Fortunately, when Doris got left behind at the Moore River settlement, her Aunty Gracie was one of the caregivers assigned to look after her. This helped a bit with the panic and sorrow of separation. She had a few friends by day, but the nights were miserable—in a cot with bars instead of snuggled with Bambaru or Mummy. The explanation given by some of the people in charge was “Your mother doesn’t love you.”
The dreadful food served up in the institution was just the same as in Molly’s day: porridge full of weevils (a kind of small bug), and watery stews. Doris and her best friends, Tony and Andrew Onslow, had grown up in the bush, accustomed to helping their elders forage for food. Now, they occasionally did some gathering of their own. Doris records incidents of eating dried out carrots or banana skins—things that would have been entirely acceptable “bush food” among their families. But she and the boys were jeered at and called “rubbish eaters.” Doris couldn’t understand how “rubbish” food was any worse than what was offered on the settlement tables!
Part of the effort to assimilate the children into the white community was to forbid them to use their native languages. Doris, as Molly had before her, struggled with this. “ ‘You’re a very naughty girl, you must not talk blackfella language again,’ yelled Nurse Hannah,” to Doris.
Slowly, Doris began to lose her connection with her own past. She recalls one day when she saw a blazing bonfire on the grounds of the settlement. She raced toward it, vivid memories stirred up of Bambaru and her childhood. Her moment of joy led to severe punishment, part of the vigorous routine to erase cultural ties for aboriginal children. After the fire incident, Doris consciously decided to suppress her memories because they only led to getting smacked.
Meanwhile, the government made another decision that would affect her future. The Moore River Settlement School was closed, and Doris was sent, with thirty-one other girls, to the Roelands Native Mission.

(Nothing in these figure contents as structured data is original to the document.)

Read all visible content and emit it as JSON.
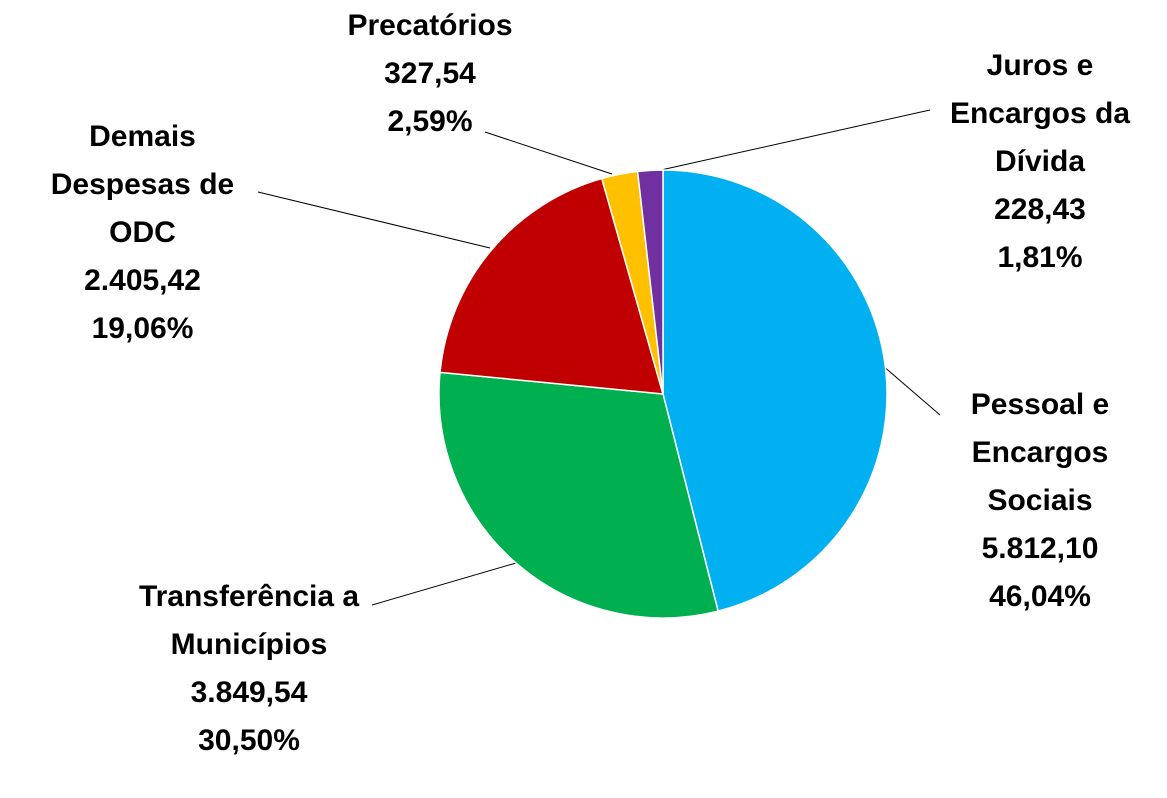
{
  "chart_data": {
    "type": "pie",
    "categories": [
      "Pessoal e Encargos Sociais",
      "Transferência a Municípios",
      "Demais Despesas de ODC",
      "Precatórios",
      "Juros e Encargos da Dívida"
    ],
    "values": [
      5812.1,
      3849.54,
      2405.42,
      327.54,
      228.43
    ],
    "value_labels": [
      "5.812,10",
      "3.849,54",
      "2.405,42",
      "327,54",
      "228,43"
    ],
    "percents": [
      46.04,
      30.5,
      19.06,
      2.59,
      1.81
    ],
    "percent_labels": [
      "46,04%",
      "30,50%",
      "19,06%",
      "2,59%",
      "1,81%"
    ],
    "colors": [
      "#00b0f0",
      "#00b050",
      "#c00000",
      "#ffc000",
      "#7030a0"
    ]
  }
}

“Then one beautiful spring afternoon, Matron handed Doris a letter; and because the mail was opened and censored, she had no idea where it came from. Doris fought back the tears as she read the letter; her first letter from her own mother.”
They began to correspond, but were not yet able to meet. Doris finished school and trained as a nurse. Finally, after she was a wife with four small children of her own, Doris traveled back to Jigalong. The train ride was a long one, followed by a tiring walk. She stopped to ask directions and was told, “ ‘Your mother is camping at that last house.… You’ll know her; she’s the only half-caste woman there.’ ”
Doris spoke her first words to her mother after twenty-three years: “ ‘Do you know me?’ ” Then she asked, “ ‘Why did you give me away, Mum?’ ” Her mother was quick to answer: “ ‘I didn’t give you away! You were taken …’ ” Doris had not realized until that minute that their separation had been against her mother’s will.
Meeting her father was just as emotional.
“ ‘This is your Daddy,’ said her mother tenderly.” Holding her baby daughter, Doris embraced her father. “His hand brushed the hair from Doris’s cheek. His fingers traced her brow, stopping at the indentation, the identifying mark, made so many years ago in the attack by the cattle dog at Balfour Downs. His child, Nugi, had come home.”
Centuries earlier, Margaret Catchpole had come to the place that Doris’s people called home, a reluctant trespasser from her native land. But even in her own country, Doris, too, was made to feel like a stranger, forced to live inside another culture. Both these women, along with the others in this book, used words to map unfamiliar territory until their stories—fictional or factual—became part of history.